NREN identity federations and aggregated metadata have made SAML a practical approach for higher and and further education, and helped education become the leading sector for modern authentication. Over 26 million students and academic staff have access to services using Edugain metadata, and tens of thousands of entities have metadata published via federations.

But academic identity federations have been a victim of their own success: aggregates are becoming unwieldy as they continue to gain more entities. Some federations include website logo data directly in the metadata rather than as links - this has benefits buts considerably bloats aggregates.

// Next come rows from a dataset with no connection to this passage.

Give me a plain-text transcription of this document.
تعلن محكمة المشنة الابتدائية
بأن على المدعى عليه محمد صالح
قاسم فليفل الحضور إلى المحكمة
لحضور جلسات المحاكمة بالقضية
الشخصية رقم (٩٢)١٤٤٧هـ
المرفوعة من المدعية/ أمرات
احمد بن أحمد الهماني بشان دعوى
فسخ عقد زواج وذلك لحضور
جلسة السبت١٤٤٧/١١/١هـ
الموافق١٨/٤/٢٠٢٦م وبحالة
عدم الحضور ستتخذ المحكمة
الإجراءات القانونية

Daily or even hourly downloads of 50MB files are not really an issue themselves, but 50MB of XML is an awful lot of XML to process. Processing large metadata aggregates can cause SP software to start up so slowly that the operating system decides the service has crashed and shuts it down. IdPs loading metadata from federations into memory can require gigabytes of RAM per federation.

This problem wasn’t unexpected - in fact for the early pioneers of SAML this was a problem that they hoped to have one day. Aggregates were a simple solution to metadata management that worked well and made SSO such a success in education. They accepted that when aggregates became too large another metadata distribution method could be developed.

The successor to simple aggregates is already being rolled out - it’s called MDQ, and the next blog post will hopefully explain how helpful this simple new standard can be.